Third Party Cyber Liability

  • Disclosure liability – including lawsuits alleging unauthorised access or dissemination of private information
  • Content injury – including suits arising from intellectual property infringement, trademark infringement, copyright infringement
  • Reputation injury – includes lawsuits alleging defamation and invasion of privacy
  • Conduit injury – including suits arising from system security failures that result in harm to third-party systems
  • Impaired-access injury – including suits arising from system security failure resulting in your customer’s system being unavailable to its customers.

Recent Claim Examples

Scenario 1 - Online Retailer - Website Defaced & Client Details Accessed

Profile: Online Retailer with a turnover of $5M per annum and employing 15 staff

Background: The insured’s website was defaced and included a link to a competitors website after hackers accessed personal information of their customers and overtook their website.

Policy Response: Cyber Business Interruption, Hacker Damage, Privacy Protection, Breach Costs

Outcome: $800,000 was paid for loss of income, cost to repair the website as a result of the hack, defence costs for regulatory actions by the privacy commissioner, and costs of notifying the affected individuals including providing credit monitoring services.

Scenario 2 - Charity Organisation - Denial of Service Attack

Profile: Charity Organisation with turnover of $18M and 80 staff

Background: The Insured was targeted with denial of service attack (floods a targeted system with incoming web traffic until it is virtually crippled) in the last few days of a fundraising campaign. Donations were unable to be made while the system was being fixed.

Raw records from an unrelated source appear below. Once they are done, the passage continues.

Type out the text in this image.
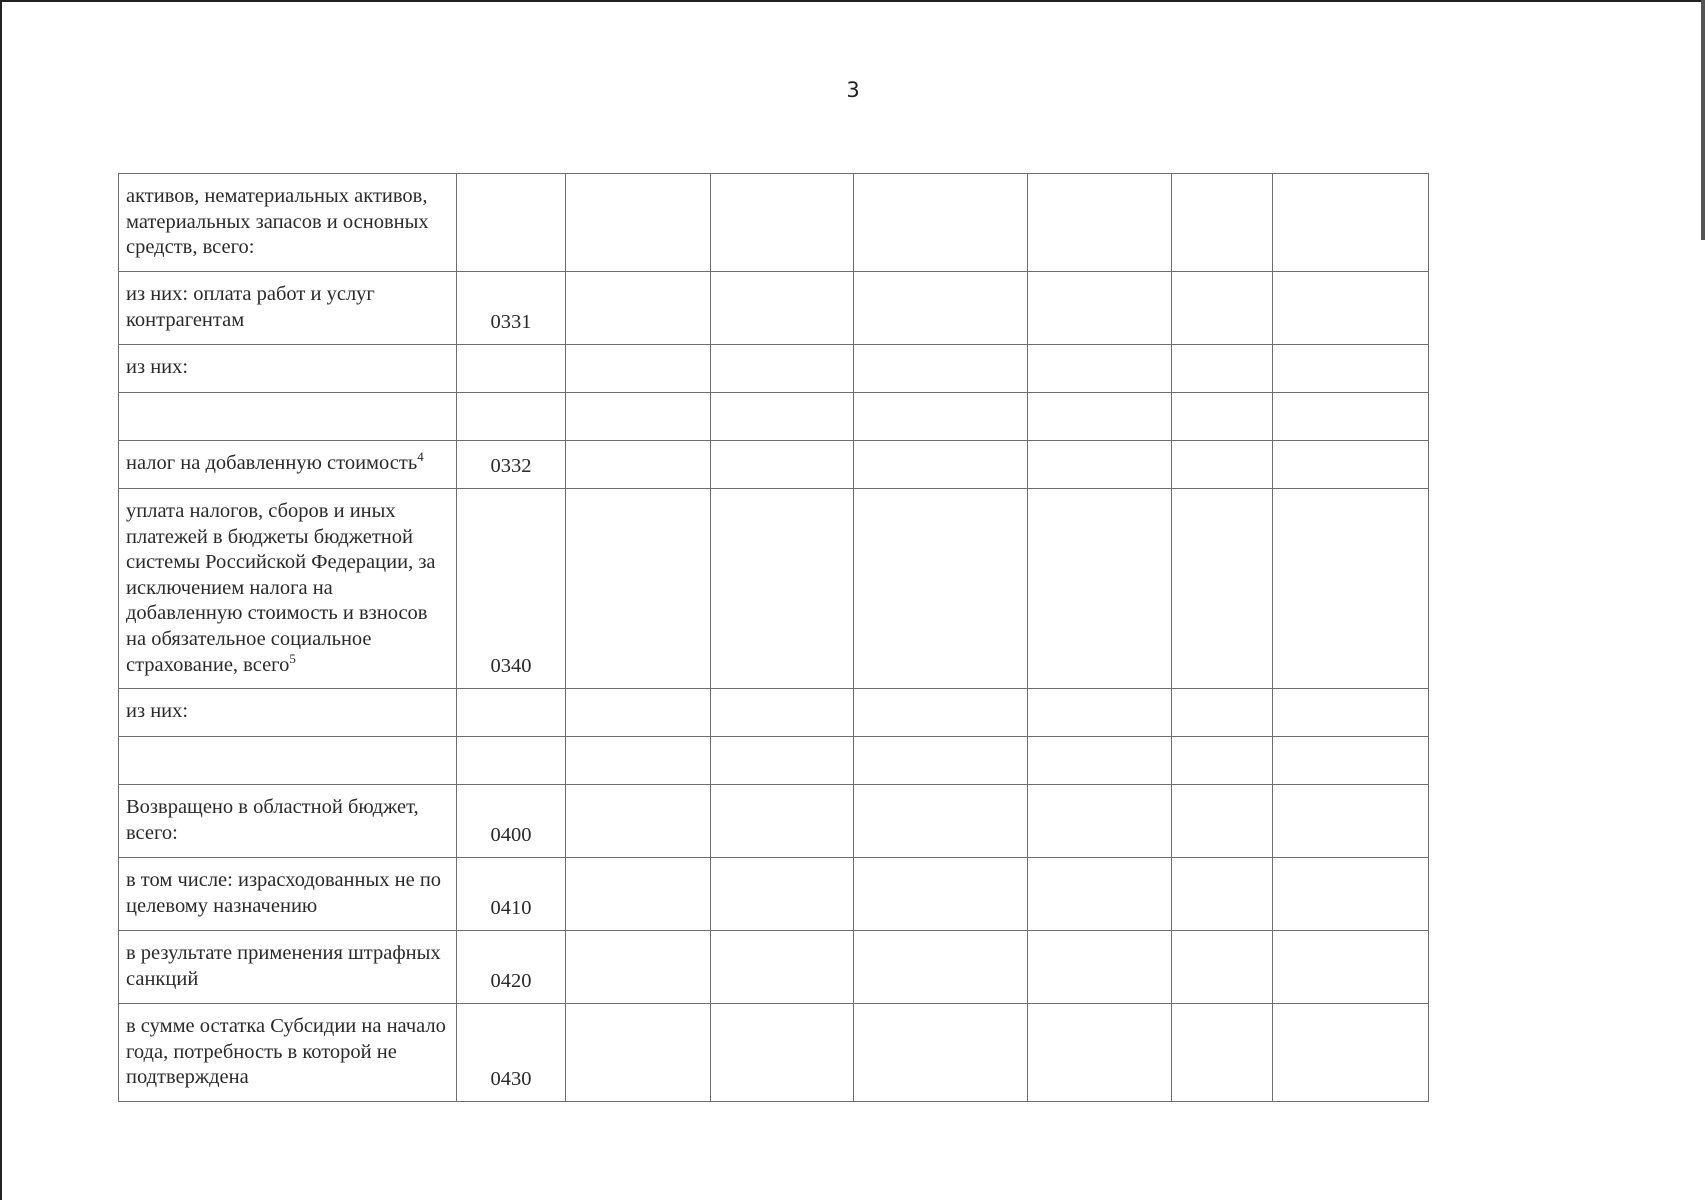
3
активов, нематериальных активов, материальных запасов и основных средств, всего:							
из них: оплата работ и услуг контрагентам	0331						
из них:							

налог на добавленную стоимость$^4$	0332						
уплата налогов, сборов и иных платежей в бюджеты бюджетной системы Российской Федерации, за исключением налога на добавленную стоимость и взносов на обязательное социальное страхование, всего$^5$	0340						
из них:							

Возвращено в областной бюджет, всего:	0400						
в том числе: израсходованных не по целевому назначению	0410						
в результате применения штрафных санкций	0420						
в сумме остатка Субсидии на начало года, потребность в которой не подтверждена	0430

Policy Response: Cyber Business Interruption, Hacker Damage

Outcome: $1,500,000 paid for the lost donations and rectifying the damage to the insured’s website.

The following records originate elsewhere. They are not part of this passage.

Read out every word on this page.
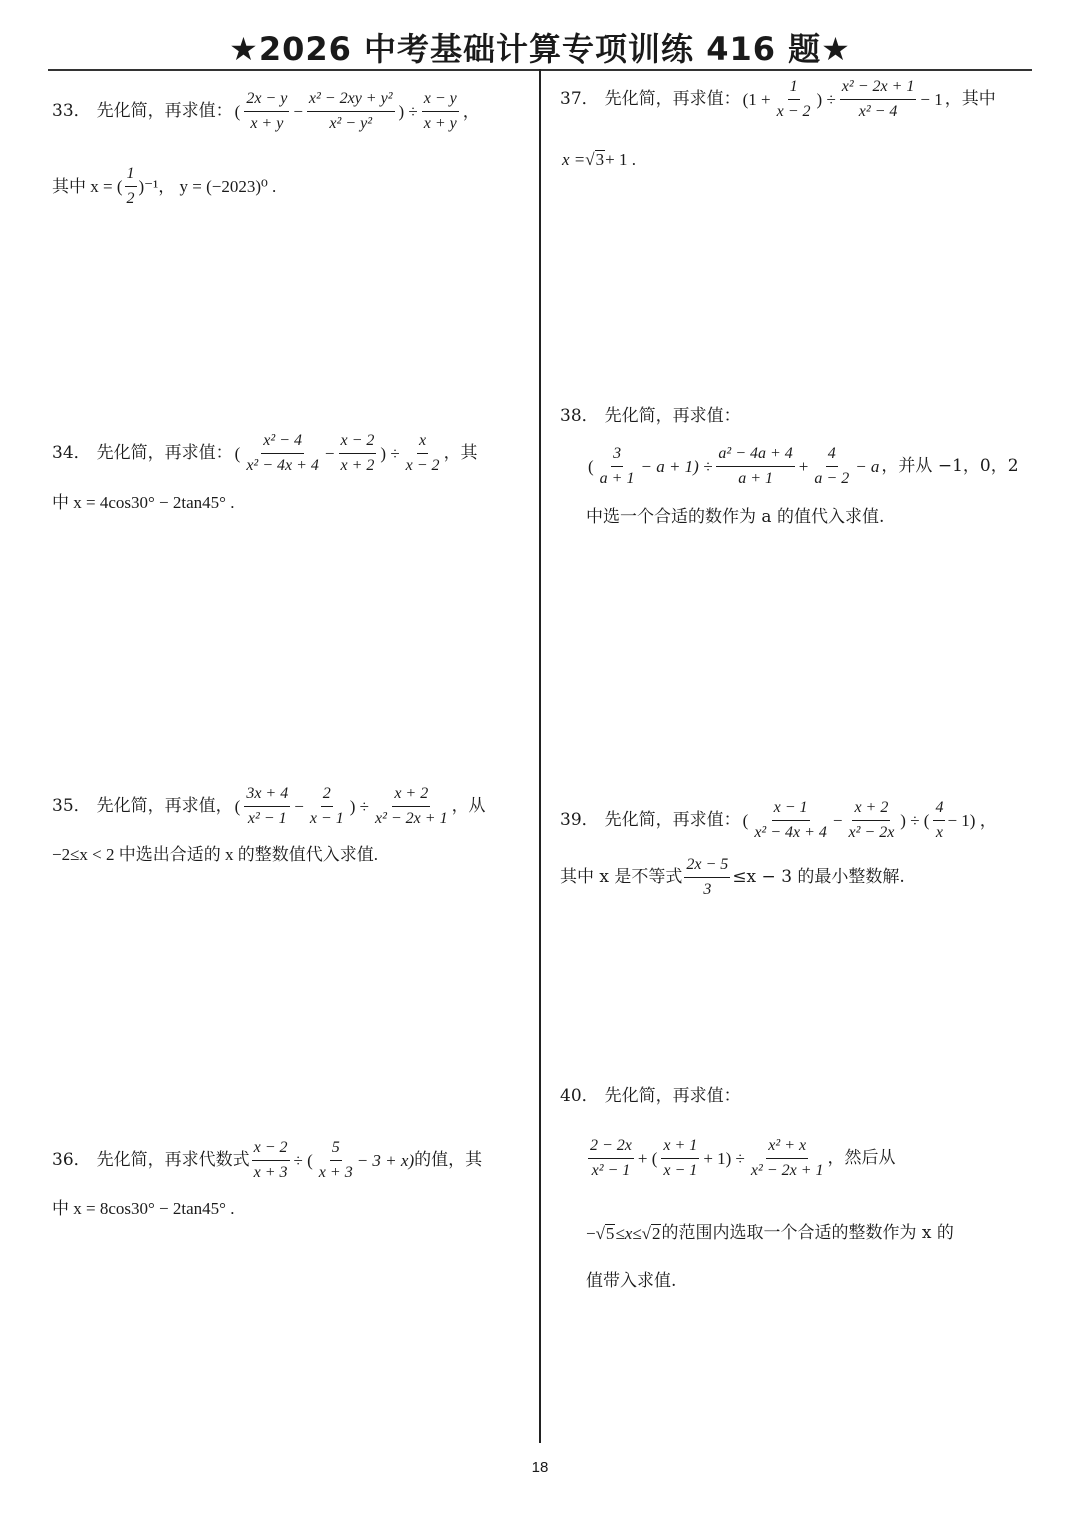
★2026 中考基础计算专项训练 416 题★
33． 先化简，再求值： ( $\frac{2x - y}{x + y} - \frac{\text{x² − 2xy + y²}}{\text{x² − y²}}$ ) ÷ $\frac{x - y}{x + y}$ ，
其中 x = ( $\frac{1}{2} )^{-1}$， y = (−2023)⁰ .
34． 先化简，再求值： ( $\frac{\text{x² − 4}}{\text{x² − 4x + 4}} - \frac{x - 2}{x + 2}$ ) ÷ $\frac{x}{x - 2}$ ，其
中 x = 4cos30° − 2tan45° .
35． 先化简，再求值， ( $\frac{3x + 4}{\text{x² − 1}} - \frac{2}{x - 1}$ ) ÷ $\frac{x + 2}{\text{x² − 2x + 1}}$ ，从
−2≤x < 2 中选出合适的 x 的整数值代入求值.
36． 先化简，再求代数式 $\frac{x - 2}{x + 3}$ ÷ ( $\frac{5}{x + 3} - 3 + x$) 的值，其
中 x = 8cos30° − 2tan45° .
37． 先化简，再求值： ($1 + \frac{1}{x - 2}$ ) ÷ $\frac{\text{x² − 2x + 1}}{\text{x² − 4}} - 1$ ，其中
x = √ 3 + 1 .
38． 先化简，再求值：
( $\frac{3}{a + 1} - a + 1) \div \frac{\text{a² − 4a + 4}}{a + 1} + \frac{4}{a - 2} - a$ ，并从 −1，0，2
中选一个合适的数作为 a 的值代入求值.
39． 先化简，再求值： ( $\frac{x - 1}{\text{x² − 4x + 4}} - \frac{x + 2}{\text{x² − 2x}}$ ) ÷ ( $\frac{4}{x} - 1$) ，
其中 x 是不等式 $\frac{2x - 5}{3} \le x - 3$ 的最小整数解.
40． 先化简，再求值：
$\frac{2 - 2x}{\text{x² − 1}}$ + ( $\frac{x + 1}{x - 1} + 1) \div \frac{\text{x² + x}}{\text{x² − 2x + 1}}$ ，然后从
−√ 5 ≤x≤ √ 2 的范围内选取一个合适的整数作为 x 的
值带入求值.
18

Scenario 3 - Legal Services Business - Client Records Locked by Ransomware

Profile: Legal Services Business with a turnover of $2M and 8 employees

Background: The insured’s server and client records were locked by Ransomware software. The Insured was only able to get the files released after paying $50,000 ransom to hackers.

Policy Response: Cyber Business Interruption, Cyber Extortion, Hacker Damage

Outcome: $150,000 paid for the loss of income, the ransom demand including consultants costs to advise the handling and negotiation of the ransom, and the costs to restore the network as the hackers refused to release the files despite ransom payment.

Scenario 4 - Transport Office - Client Credit Card Details Accessed

Profile: A Transport Office with four office locations, turnover of $10M per annum and employs 30 staff.

Background: The Insured experienced three separate data breaches over a three-year period. Over this time hackers gained access to the company’s computer system. Over 250,000 individuals’ credit card information and passport details were compromised.

Policy Response: Privacy Protection, Breach Costs

Outcome: $1,750,000 paid for the forensic and legal costs in defending the investigation brought by the regulator and the cost of notifying the affected individuals including provision of credit monitoring services.